Manal Jarrar talks like she’s eating. She savors each word like tiny morsels while her expressive hands portray them. Stirring the pot and whipping sentences together, she talks like she’s cooking too.

I lift a cup of steaming hot chai to my mouth and the tall brunette’s eyes widen. She raises her chin in anticipation and responds to what can only be my expression. “See I didn’t want to say,” she exclaims. “It’s just there.”  “It” being the proof of her passion, which was once more of a guilty pleasure.

As a child growing up in Israel, Jarrar saw both worlds in her Palestinian family. She describes the handmade oven where her grandmother would bake bread and where country days were the color of the thick honey and homemade olive oil. But it was the juxtaposition of her mother’s “modern” family that put her passion for cooking aside.

“My father’s mother would cut the onion and for some reason I despise this large woman with the smell of the onion—maybe deny who I am.  So I decided I want to be a ballerina.” It’s why Jarrar took ballet classes her entire life, and continued them after moving with her husband to the U.S. where he was to study computer science.

In the details that likely go overlooked, the atmosphere at her cafe pays tribute to that story.

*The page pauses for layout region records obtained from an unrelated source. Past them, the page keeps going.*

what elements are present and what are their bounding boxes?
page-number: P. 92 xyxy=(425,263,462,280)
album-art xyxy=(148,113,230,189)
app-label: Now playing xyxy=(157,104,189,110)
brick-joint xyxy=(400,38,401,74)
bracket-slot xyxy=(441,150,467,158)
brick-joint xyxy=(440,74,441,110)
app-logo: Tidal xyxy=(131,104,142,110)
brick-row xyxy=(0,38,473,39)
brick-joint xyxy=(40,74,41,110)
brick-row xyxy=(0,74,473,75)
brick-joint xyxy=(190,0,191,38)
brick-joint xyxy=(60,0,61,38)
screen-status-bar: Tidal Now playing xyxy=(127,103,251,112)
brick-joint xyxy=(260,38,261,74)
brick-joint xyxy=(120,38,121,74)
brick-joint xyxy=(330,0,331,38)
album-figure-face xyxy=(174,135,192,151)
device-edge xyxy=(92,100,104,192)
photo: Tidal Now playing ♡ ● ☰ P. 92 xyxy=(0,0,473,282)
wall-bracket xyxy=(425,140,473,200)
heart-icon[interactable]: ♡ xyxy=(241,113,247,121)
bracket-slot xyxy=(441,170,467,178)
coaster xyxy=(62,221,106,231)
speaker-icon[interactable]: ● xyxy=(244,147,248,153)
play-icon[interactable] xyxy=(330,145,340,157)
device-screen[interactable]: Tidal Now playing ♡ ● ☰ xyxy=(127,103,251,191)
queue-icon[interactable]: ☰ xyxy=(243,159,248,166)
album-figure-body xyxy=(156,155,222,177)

Drapes hang low on what looks like a barre, perhaps the same height as the one where Jarrar first stretched her slippered feet. One position in particular would inspire the cafe’s namesake: Arabesque. Like the graceful script the Arabic word is written in on the cafe’s awning, it describes a ballet position that flutters from the crown of the head and strengthens through the extended leg.

“You know,” she says of dance and food, “I compete with myself.” I set the  chai tea back onto its porcelain and Jarrar seizes the opportunity to give an example: “It took me six months to do this. I added a little bit of this here, this there. I became great, you know? I mean I became great as a mother and as a cook.”

The two are the same for the mother of three. It was perfecting her children’s lunches that got her cooking noticed in the first place. After trying Jarrar’s food at school, a fellow parent asked if she would be her personal chef. “At that time I wasn’t ready to open my cafe restaurant. Then one day I said, ‘You know, I think I’m going to do it, to take a risk.’ And you know I’m scared, but I don’t really have psychological fears. I don’t really have experience with it, so I just went.”

The result is a small cafe serving Mediterranean cuisine where crispy baklava melts into saturated layers of honey-sweet phyllo, complemented perfectly by a cup of spicy chai. It’s where the menu features local favorites like chicken shwarma and hummus, and where food is yet another form of artistic expression. For Jarrar, who waves away an imaginary dish as she says “that if I eat something and I don’t feel nothing, I just don’t eat it anymore,” that expression comes from a woman who has a flare for the dramatic but who also knows when to give up the spotlight. And she does on occasion—but only for the food.